My endebtedness to Nem, and particularly her post yesterday, is important to note at the outset here!
I briefly mentioned the nature of ‘fallenness’ in the Lash post yesterday. I have just read some interesting comments by Phyllis Trible, an American feminist OT scholar whose lucid and profound interpretation of some particular ‘problem texts’ in the OT is well-known – I will write about her and Judges 19 (surely the most horrifying of all biblical stories) at some point.
She was asked in an interview if she would talk about ‘Adam and Eve’. She replied: ‘Eve and Adam would be better’. Asked why, she suggests: ‘It got your attention for one thing. If shifts the whole discussion. It undercuts the concept of order, the man first and the woman second.’
It’s interesting what happens when our familiar language is subverted. Perhaps most noticeably, we take a second look and think about something in a fresh way that our former familiarity with the language may not have permitted. This is a central feature of Trible’s scholarship, of looking for the voice of the woman in a story told almost exclusively by powerful men.

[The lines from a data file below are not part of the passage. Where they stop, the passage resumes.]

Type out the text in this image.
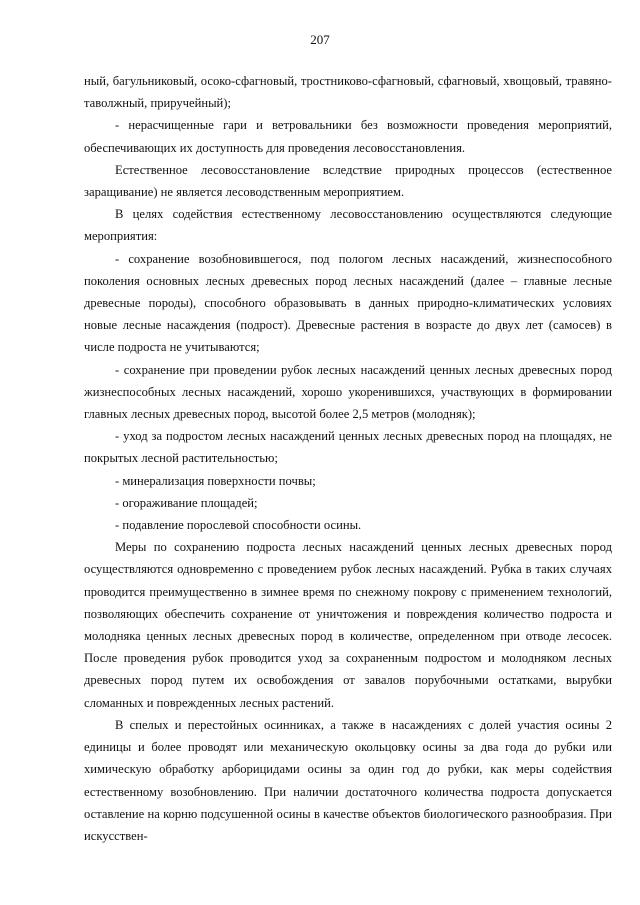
207

ный, багульниковый, осоко-сфагновый, тростниково-сфагновый, сфагновый, хвощовый, травяно-таволжный, приручейный);

- нерасчищенные гари и ветровальники без возможности проведения мероприятий, обеспечивающих их доступность для проведения лесовосстановления.

Естественное лесовосстановление вследствие природных процессов (естественное заращивание) не является лесоводственным мероприятием.

В целях содействия естественному лесовосстановлению осуществляются следующие мероприятия:

- сохранение возобновившегося, под пологом лесных насаждений, жизнеспособного поколения основных лесных древесных пород лесных насаждений (далее – главные лесные древесные породы), способного образовывать в данных природно-климатических условиях новые лесные насаждения (подрост). Древесные растения в возрасте до двух лет (самосев) в числе подроста не учитываются;

- сохранение при проведении рубок лесных насаждений ценных лесных древесных пород жизнеспособных лесных насаждений, хорошо укоренившихся, участвующих в формировании главных лесных древесных пород, высотой более 2,5 метров (молодняк);

- уход за подростом лесных насаждений ценных лесных древесных пород на площадях, не покрытых лесной растительностью;

- минерализация поверхности почвы;

- огораживание площадей;

- подавление порослевой способности осины.

Меры по сохранению подроста лесных насаждений ценных лесных древесных пород осуществляются одновременно с проведением рубок лесных насаждений. Рубка в таких случаях проводится преимущественно в зимнее время по снежному покрову с применением технологий, позволяющих обеспечить сохранение от уничтожения и повреждения количество подроста и молодняка ценных лесных древесных пород в количестве, определенном при отводе лесосек. После проведения рубок проводится уход за сохраненным подростом и молодняком лесных древесных пород путем их освобождения от завалов порубочными остатками, вырубки сломанных и поврежденных лесных растений.

В спелых и перестойных осинниках, а также в насаждениях с долей участия осины 2 единицы и более проводят или механическую окольцовку осины за два года до рубки или химическую обработку арборицидами осины за один год до рубки, как меры содействия естественному возобновлению. При наличии достаточного количества подроста допускается оставление на корню подсушенной осины в качестве объектов биологического разнообразия. При искусствен-
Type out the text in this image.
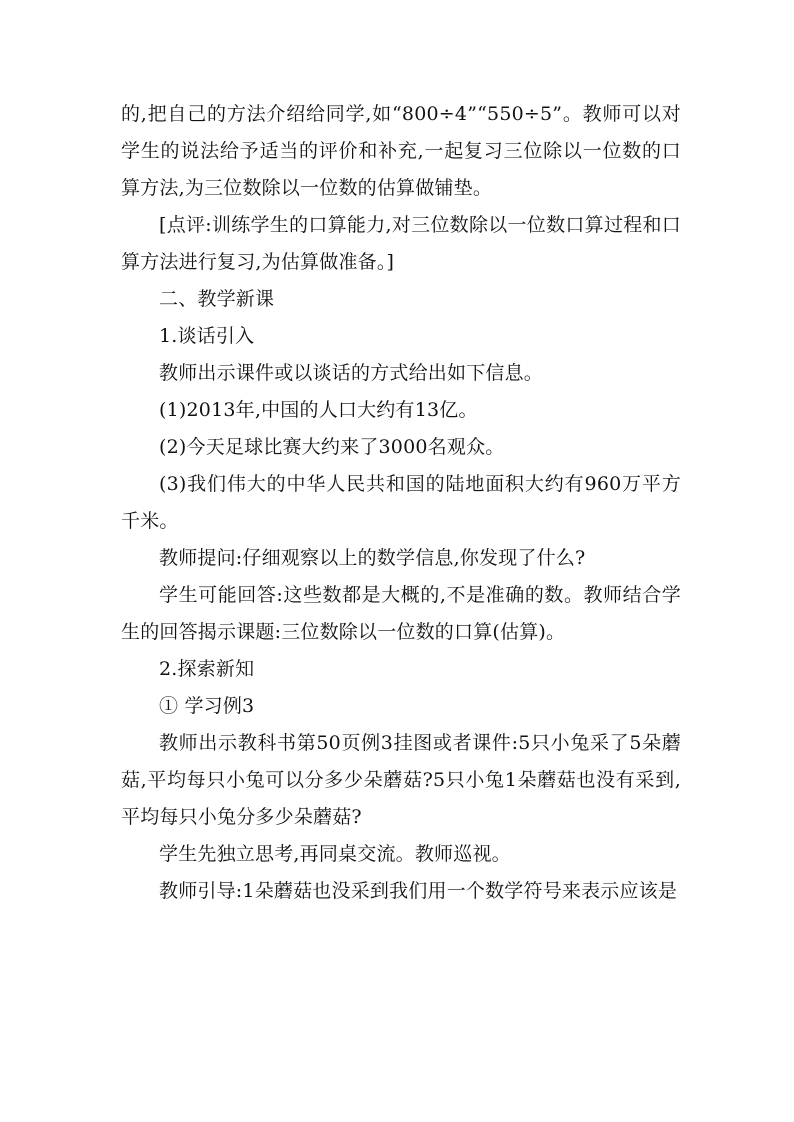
的,把自己的方法介绍给同学,如“800÷4”“550÷5”。教师可以对学生的说法给予适当的评价和补充,一起复习三位除以一位数的口算方法,为三位数除以一位数的估算做铺垫。

[点评:训练学生的口算能力,对三位数除以一位数口算过程和口算方法进行复习,为估算做准备。]

二、教学新课

1.谈话引入

教师出示课件或以谈话的方式给出如下信息。

(1)2013年,中国的人口大约有13亿。

(2)今天足球比赛大约来了3000名观众。

(3)我们伟大的中华人民共和国的陆地面积大约有960万平方千米。

教师提问:仔细观察以上的数学信息,你发现了什么?

学生可能回答:这些数都是大概的,不是准确的数。教师结合学生的回答揭示课题:三位数除以一位数的口算(估算)。

2.探索新知

① 学习例3

教师出示教科书第50页例3挂图或者课件:5只小兔采了5朵蘑菇,平均每只小兔可以分多少朵蘑菇?5只小兔1朵蘑菇也没有采到,平均每只小兔分多少朵蘑菇?

学生先独立思考,再同桌交流。教师巡视。

教师引导:1朵蘑菇也没采到我们用一个数学符号来表示应该是
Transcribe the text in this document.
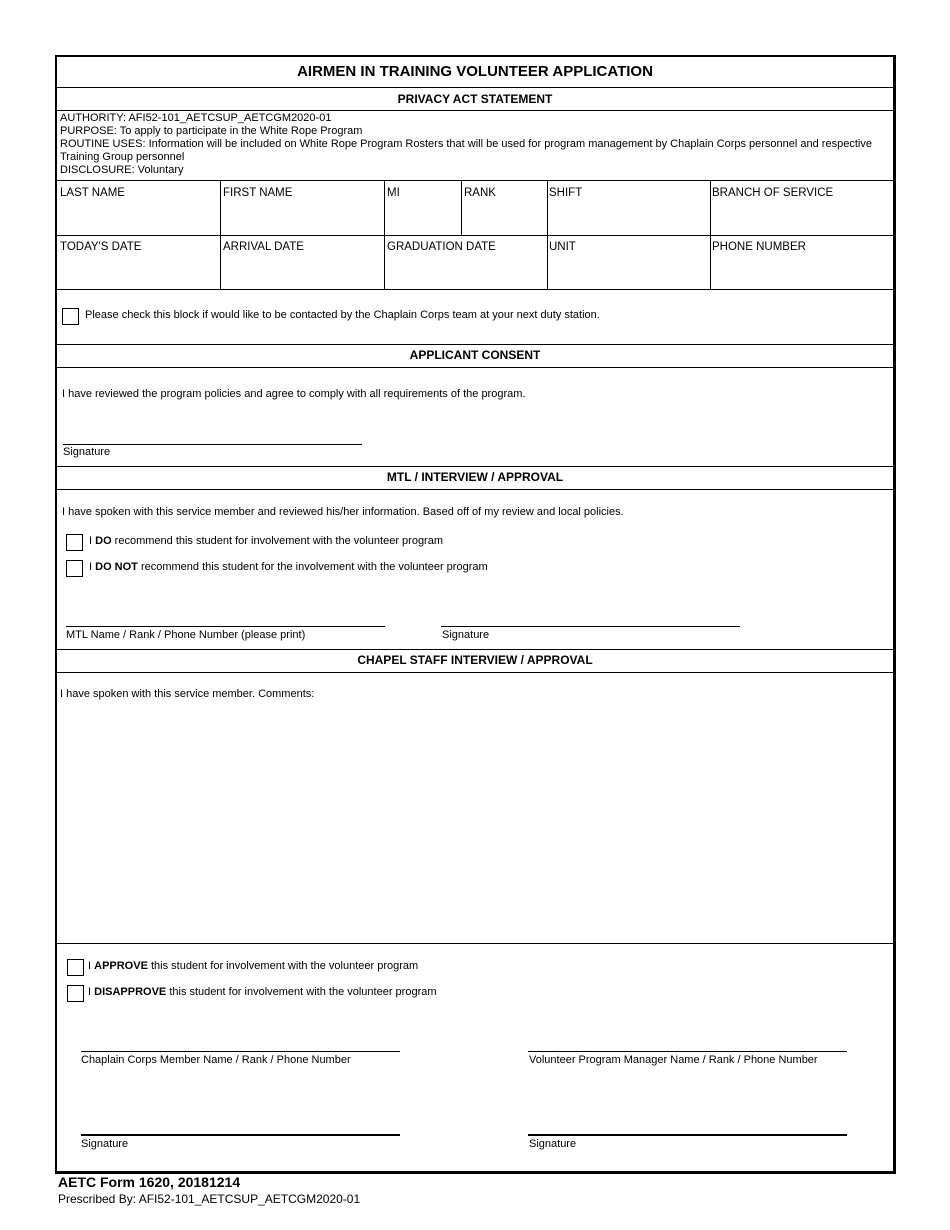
AIRMEN IN TRAINING VOLUNTEER APPLICATION
PRIVACY ACT STATEMENT
AUTHORITY: AFI52-101_AETCSUP_AETCGM2020-01
PURPOSE: To apply to participate in the White Rope Program
ROUTINE USES: Information will be included on White Rope Program Rosters that will be used for program management by Chaplain Corps personnel and respective
Training Group personnel
DISCLOSURE: Voluntary
LAST NAME	FIRST NAME	MI	RANK	SHIFT	BRANCH OF SERVICE
TODAY'S DATE	ARRIVAL DATE	GRADUATION DATE	UNIT	PHONE NUMBER
Please check this block if would like to be contacted by the Chaplain Corps team at your next duty station.
APPLICANT CONSENT
I have reviewed the program policies and agree to comply with all requirements of the program.
Signature
MTL / INTERVIEW / APPROVAL
I have spoken with this service member and reviewed his/her information. Based off of my review and local policies.
I DO recommend this student for involvement with the volunteer program
I DO NOT recommend this student for the involvement with the volunteer program
MTL Name / Rank / Phone Number (please print)	Signature
CHAPEL STAFF INTERVIEW / APPROVAL
I have spoken with this service member. Comments:
I APPROVE this student for involvement with the volunteer program
I DISAPPROVE this student for involvement with the volunteer program
Chaplain Corps Member Name / Rank / Phone Number	Volunteer Program Manager Name / Rank / Phone Number
Signature	Signature
AETC Form 1620, 20181214
Prescribed By: AFI52-101_AETCSUP_AETCGM2020-01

I was schooled in the Roman Catholic tradition, and most of my teachers were women. The Romans get a rather bad press about their view of women, particularly in the priesthood – and not without good reason. Yet the centrality of Mary in its liturgy and symbolism makes an important commitment to the witness of women in Scripture, and especially the story of Jesus. After the festive period, the person of Mary is often forgotten, and even during the festive period the gospel of Luke is not read very often. The Magnificat remains one of the central pieces of Anglican liturgy, with its message of humility, peace and the inversion of power structures nowhere better embodied than in the one who sings it: Mary, a young girl.
Dan Brown’s stuff about Mary Magdelene marrying Jesus is interesting enough, but risks drawing attention away from the real concerns of women in Scripture. Interesting that in Brown’s view, Mary Magdalene is associated with scandal and illegitimacy – a persistent and damaging view of women. Forgetting Brown’s mention of the apocryphal ‘Gospel of Mary’, perhaps feminist scholars are attempting a construction of the testimony of women in biblical stories, of using different language and ideas as a way of shedding some new light on these ancient texts.
A further point about Dan Brown is his seeming unwillingness to actually get the real shape of the gospels’ portrayal of women, in which Mary Magdelene is a part. If the early church sought to discredit Mary Magdalene through giving her the traditional status of a prostitute, they did a rather bad job. Mary’s clear place within the gospels’ array of usually poor and devout women, attentive to the words and works of Jesus (I might add, because of his hospitality and welcome towards them) makes their place in the narratives hardly worthy of one sought to be ‘slandered’, as Brown suggests.
If you’ve made it this far, my sincere thanks, and apologies for a second essay-length post. Perhaps being more concise might be a wise new year resolution.